Une course aux armements débridée
Le premier scénario est celui d'une nouvelle course aux armements. Sans le TNP pour fixer des règles communes, chaque pays peut être tenté de développer ou de moderniser son arsenal. La Chine pourrait accélérer son expansion. L'Iran pourrait franchir le seuil des 90 % d'enrichissement. La Corée du Nord, déjà retirée du traité depuis 2003, pourrait intensifier ses essais.
Les conséquences seraient désastreuses. Plus il y a d'armes nucléaires, plus le risque d'accident ou d'utilisation non autorisée augmente. Et plus les tensions géopolitiques sont fortes, plus la tentation est grande d'utiliser la menace nucléaire comme outil de pression.
Le contournement du TNP par le traité d'interdiction
Le deuxième scénario est celui du contournement. En 2021, le Traité sur l'interdiction des armes nucléaires (TIAN) est entré en vigueur, porté par une majorité de pays non nucléaires et la société civile. Ce traité interdit totalement les armes nucléaires, mais aucune puissance nucléaire ne l'a signé.
Lors de la première réunion des États parties au TIAN en juin 2025, les pays signataires ont adopté un plan d'action en 50 points pour faire avancer le désarmement. Comme l'a souligné ICAN sur son site, « les États parties au TIAN ont fait en trois jours ce que le TNP n'a pas réussi à faire en un mois : adopter un plan crédible pour faire avancer le désarmement, aider les victimes des essais et de l'utilisation d'armes nucléaires, et condamner toutes les menaces d'utilisation d'armes nucléaires. »

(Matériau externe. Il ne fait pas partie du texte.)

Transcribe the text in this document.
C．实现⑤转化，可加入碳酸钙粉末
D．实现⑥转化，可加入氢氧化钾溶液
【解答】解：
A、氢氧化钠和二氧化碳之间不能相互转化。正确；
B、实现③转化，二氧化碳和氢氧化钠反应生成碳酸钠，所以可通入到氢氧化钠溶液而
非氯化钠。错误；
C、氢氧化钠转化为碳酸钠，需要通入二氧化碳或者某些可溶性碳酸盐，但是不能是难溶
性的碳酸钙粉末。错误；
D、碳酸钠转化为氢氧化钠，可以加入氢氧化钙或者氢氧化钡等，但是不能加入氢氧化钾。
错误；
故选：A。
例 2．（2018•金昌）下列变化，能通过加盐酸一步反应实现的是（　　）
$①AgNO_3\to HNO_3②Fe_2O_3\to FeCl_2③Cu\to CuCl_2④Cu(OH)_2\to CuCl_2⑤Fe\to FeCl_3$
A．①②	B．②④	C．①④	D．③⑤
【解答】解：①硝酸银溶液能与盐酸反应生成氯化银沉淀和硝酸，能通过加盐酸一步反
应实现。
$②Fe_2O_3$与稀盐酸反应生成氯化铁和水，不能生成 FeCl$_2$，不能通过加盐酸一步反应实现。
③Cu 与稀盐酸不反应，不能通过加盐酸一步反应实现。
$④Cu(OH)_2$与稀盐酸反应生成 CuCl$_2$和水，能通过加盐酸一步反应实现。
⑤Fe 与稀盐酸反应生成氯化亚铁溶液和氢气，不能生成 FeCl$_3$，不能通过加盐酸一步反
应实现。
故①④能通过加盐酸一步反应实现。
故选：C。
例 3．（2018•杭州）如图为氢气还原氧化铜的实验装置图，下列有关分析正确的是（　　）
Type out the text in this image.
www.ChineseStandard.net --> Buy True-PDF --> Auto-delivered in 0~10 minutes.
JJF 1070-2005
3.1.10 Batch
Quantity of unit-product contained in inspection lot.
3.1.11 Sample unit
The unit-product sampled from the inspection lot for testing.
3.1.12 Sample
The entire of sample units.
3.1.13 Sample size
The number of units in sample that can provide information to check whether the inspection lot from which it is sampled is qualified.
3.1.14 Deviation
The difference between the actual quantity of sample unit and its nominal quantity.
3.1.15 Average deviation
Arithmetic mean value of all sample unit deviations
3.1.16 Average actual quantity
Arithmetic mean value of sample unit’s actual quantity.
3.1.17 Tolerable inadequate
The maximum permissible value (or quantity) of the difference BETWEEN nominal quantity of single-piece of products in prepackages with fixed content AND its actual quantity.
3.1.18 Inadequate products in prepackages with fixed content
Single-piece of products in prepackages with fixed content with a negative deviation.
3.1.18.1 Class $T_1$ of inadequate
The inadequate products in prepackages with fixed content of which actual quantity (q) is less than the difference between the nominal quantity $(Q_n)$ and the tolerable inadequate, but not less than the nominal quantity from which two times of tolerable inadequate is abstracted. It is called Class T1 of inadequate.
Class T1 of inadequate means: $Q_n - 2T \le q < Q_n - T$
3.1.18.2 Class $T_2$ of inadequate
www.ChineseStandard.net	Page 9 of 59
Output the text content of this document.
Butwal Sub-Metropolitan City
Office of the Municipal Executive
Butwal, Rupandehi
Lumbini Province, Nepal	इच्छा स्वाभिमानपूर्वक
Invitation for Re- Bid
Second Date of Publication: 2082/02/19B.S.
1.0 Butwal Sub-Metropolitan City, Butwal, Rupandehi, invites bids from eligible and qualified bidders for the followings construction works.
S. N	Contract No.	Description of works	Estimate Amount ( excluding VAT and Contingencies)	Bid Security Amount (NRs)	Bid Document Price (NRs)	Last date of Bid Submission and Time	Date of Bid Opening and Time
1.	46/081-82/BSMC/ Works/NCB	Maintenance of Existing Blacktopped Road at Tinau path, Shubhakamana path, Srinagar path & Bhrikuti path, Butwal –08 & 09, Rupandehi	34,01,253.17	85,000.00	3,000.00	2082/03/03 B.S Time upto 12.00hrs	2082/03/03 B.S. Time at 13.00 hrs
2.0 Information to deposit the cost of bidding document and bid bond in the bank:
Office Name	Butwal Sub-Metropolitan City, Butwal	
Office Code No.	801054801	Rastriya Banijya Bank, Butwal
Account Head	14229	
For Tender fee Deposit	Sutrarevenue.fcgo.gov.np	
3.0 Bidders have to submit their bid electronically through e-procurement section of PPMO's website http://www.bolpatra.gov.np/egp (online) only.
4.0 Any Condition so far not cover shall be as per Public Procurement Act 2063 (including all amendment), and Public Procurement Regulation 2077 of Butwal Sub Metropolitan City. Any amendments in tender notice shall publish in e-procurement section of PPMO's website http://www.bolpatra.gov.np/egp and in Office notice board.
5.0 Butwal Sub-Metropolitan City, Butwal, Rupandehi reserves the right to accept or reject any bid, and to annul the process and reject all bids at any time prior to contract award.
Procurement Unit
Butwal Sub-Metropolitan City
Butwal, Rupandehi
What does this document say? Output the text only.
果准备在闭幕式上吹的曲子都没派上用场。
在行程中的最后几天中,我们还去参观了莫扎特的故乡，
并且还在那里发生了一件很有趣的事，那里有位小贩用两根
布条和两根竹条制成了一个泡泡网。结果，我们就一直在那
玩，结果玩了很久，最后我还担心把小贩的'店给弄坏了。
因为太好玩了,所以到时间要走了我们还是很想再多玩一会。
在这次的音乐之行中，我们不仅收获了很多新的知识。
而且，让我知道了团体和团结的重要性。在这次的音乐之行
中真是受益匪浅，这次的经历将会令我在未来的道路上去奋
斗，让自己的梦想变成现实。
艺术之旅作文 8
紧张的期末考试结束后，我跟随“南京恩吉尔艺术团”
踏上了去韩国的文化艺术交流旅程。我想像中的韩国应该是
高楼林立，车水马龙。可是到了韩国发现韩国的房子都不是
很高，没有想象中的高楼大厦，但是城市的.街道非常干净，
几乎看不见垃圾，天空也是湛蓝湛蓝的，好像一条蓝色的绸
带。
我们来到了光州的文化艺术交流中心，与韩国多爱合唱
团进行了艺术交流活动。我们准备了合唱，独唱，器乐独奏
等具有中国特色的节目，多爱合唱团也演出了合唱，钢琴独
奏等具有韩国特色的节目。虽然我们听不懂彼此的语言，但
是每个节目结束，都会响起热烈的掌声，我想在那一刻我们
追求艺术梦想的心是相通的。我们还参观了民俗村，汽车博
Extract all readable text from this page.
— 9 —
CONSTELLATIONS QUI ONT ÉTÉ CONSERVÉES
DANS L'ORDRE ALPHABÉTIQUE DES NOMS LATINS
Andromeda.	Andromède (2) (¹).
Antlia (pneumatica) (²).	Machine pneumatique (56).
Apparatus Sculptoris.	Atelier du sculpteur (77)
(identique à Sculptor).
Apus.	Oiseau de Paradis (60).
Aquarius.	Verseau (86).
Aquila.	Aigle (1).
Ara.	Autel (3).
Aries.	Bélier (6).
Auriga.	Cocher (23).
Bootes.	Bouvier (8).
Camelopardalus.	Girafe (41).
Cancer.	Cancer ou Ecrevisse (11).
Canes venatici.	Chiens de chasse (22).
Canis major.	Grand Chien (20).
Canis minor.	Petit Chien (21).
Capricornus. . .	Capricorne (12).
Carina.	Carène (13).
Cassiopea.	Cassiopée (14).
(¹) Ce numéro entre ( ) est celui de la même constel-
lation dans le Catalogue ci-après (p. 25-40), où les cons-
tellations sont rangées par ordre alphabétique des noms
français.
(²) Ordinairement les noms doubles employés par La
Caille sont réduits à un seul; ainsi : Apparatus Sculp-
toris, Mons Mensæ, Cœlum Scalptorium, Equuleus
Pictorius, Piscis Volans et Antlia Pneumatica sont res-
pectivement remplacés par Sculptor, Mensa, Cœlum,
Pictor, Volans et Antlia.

Ce double régime — TNP affaibli d'un côté, TIAN émergent de l'autre — pourrait créer une situation confuse où les règles du jeu nucléaire deviennent floues.
La voie diplomatique : un espoir fragile
Le troisième scénario est celui d'une reprise des négociations, mais dans un cadre différent. La France a appelé à ne pas laisser vaciller l'édifice du traité. L'Union européenne, dans une déclaration officielle, a condamné la Russie et appelé à un nouveau cadre juridique pour remplacer New START, tout en dénonçant l'expansion rapide et opaque de l'arsenal nucléaire chinois. Mais les conditions politiques sont défavorables.
Pour que les négociations reprennent, il faudrait un minimum de confiance entre les grandes puissances. Or la guerre en Ukraine, les tensions en Asie et la crise au Moyen-Orient rendent cette confiance impossible à court terme. Comme l'a résumé le président de la conférence, Do Hung Viet : « Si nous ne pouvons pas nous mettre d'accord sur le chemin à prendre, nous n'atteindrons jamais notre destination. »
Conclusion
L'échec de la 11e conférence d'examen du TNP n'est pas une surprise pour les spécialistes. Cela fait des années que le traité montre des signes de fatigue. Mais ce constat n'enlève rien à la gravité de la situation. Pour la troisième fois consécutive, les États membres n'ont pas réussi à s'entendre sur les priorités pour limiter la prolifération nucléaire.
Les jeunes d'aujourd'hui héritent d'un monde où la menace nucléaire est redevenue une réalité quotidienne. Les survivants d'Hiroshima et de Nagasaki, les hibakusha, continuent de témoigner pour rappeler ce que signifie vivre sous la menace de la bombe. Leur message est clair : les armes nucléaires ne sont pas un mal nécessaire, mais un danger existentiel.
Le TNP n'est pas mort. Il reste le seul cadre multilatéral capable de limiter la prolifération. Mais sa crédibilité est gravement entamée. Pour le sauver, il faudra que les grandes puissances acceptent de faire des concessions réelles sur le désarmement. Et que les pays non nucléaires continuent de faire pression pour que les promesses soient tenues. En attendant, le monde retient son souffle.